A totally unrelated pic for this post, but here are “3 in a tree”
A few weeks ago a man told me he never gives to poor people asking for money. He did that once, many years ago, bought lunch for a man begging on the street. “I felt good for a few minutes after,” he told me, “felt like I’d done my good deed for the day, but then I realized I’d simply made that man successful at asking for money. I hadn’t given him a reason to do anything else. Now I only give to people who are already pursuing their goals, who are already successful.”
He’s not alone in this practice. Marketing operates on this principle: success breeds success. When you need support for an organization, you don’t start with your needs; you start with the stories of change, growth, transformation. Then you talk about need, only then.
Sometimes I wonder if those begging on street corners understand this. Many, when you stop and talk with them, tell you they were successful in their past. Last week one man—sitting out on a day when the high was in single digits—told me he’d been a stock broker, he’d scored incredibly well on the test stock brokers have to take, he’d lost it all paying for his mother’s cancer treatment bills.

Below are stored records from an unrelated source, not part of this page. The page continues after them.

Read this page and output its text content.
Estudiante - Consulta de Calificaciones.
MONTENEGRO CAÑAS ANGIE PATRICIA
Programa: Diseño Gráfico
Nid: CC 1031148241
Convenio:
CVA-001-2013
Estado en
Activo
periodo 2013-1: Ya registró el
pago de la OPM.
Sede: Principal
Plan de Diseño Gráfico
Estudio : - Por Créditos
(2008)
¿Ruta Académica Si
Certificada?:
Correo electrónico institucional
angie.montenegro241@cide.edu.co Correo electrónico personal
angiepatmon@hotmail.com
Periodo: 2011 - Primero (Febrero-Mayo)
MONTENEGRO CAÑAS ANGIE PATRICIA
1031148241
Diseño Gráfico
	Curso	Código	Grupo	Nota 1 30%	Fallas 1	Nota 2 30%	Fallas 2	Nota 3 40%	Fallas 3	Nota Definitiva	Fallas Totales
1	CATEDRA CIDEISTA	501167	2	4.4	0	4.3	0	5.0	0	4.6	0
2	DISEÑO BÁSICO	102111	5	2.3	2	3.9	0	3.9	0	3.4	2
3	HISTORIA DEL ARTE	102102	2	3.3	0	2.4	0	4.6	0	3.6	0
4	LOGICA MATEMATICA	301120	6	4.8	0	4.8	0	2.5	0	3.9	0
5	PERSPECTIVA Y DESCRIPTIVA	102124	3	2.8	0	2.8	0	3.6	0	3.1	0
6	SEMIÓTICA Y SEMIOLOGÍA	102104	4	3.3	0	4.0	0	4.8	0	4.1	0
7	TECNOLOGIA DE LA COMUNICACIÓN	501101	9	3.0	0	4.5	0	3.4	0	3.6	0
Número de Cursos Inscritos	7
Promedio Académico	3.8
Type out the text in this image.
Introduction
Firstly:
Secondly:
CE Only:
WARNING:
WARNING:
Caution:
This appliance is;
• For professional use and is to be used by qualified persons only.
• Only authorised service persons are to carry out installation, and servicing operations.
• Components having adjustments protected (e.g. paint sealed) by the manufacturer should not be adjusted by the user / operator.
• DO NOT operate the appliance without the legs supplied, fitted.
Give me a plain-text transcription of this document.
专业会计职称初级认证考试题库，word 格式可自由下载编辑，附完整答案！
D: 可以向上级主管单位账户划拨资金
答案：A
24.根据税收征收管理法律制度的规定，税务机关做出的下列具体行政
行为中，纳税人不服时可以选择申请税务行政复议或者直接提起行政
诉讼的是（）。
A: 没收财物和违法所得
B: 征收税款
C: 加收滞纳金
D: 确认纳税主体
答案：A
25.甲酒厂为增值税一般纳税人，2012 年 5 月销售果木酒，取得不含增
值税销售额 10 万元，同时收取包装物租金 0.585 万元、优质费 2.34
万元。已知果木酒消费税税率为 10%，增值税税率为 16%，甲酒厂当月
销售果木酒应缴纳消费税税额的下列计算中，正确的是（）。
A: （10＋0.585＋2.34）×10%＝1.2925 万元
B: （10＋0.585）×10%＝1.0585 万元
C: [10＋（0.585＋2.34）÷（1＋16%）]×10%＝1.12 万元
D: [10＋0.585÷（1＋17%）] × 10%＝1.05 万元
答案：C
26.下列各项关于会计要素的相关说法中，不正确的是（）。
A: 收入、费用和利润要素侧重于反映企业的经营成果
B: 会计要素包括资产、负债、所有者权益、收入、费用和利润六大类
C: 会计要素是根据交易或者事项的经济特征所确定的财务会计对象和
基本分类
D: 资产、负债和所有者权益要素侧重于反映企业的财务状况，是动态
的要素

Was he trying to convince me? Trying to tell me the cash I’d pushed into his mittened hands wasn’t wasted, was being spent on someone “worth it”? Or was he trying to convince himself?
Maybe a bit of both?
Here’s what struck me, as I drove away from him still sitting on the corner: I wasn’t so much giving to him as paying him, paying him for a very important service he was providing me. As a plumber repairs my pipes and a lawyer prepares my will, this man reminds me of several important things. His very presence on the side of the road speaks truth to me. Take away my background, the economic stability of my childhood home and neighborhood, the education I was encouraged and enabled to pursue, the mind I’ve been given to study and do work that pays well enough, my health… Put me in different circumstances, and I, too, could be sitting on the side of the road or, as I tried to convince him, in a shelter till the weather broke. His presence reminds me of my frailty, of the frailty of humanity collectively—we are all like grass, easily withered, easily chopped low, easily blown away.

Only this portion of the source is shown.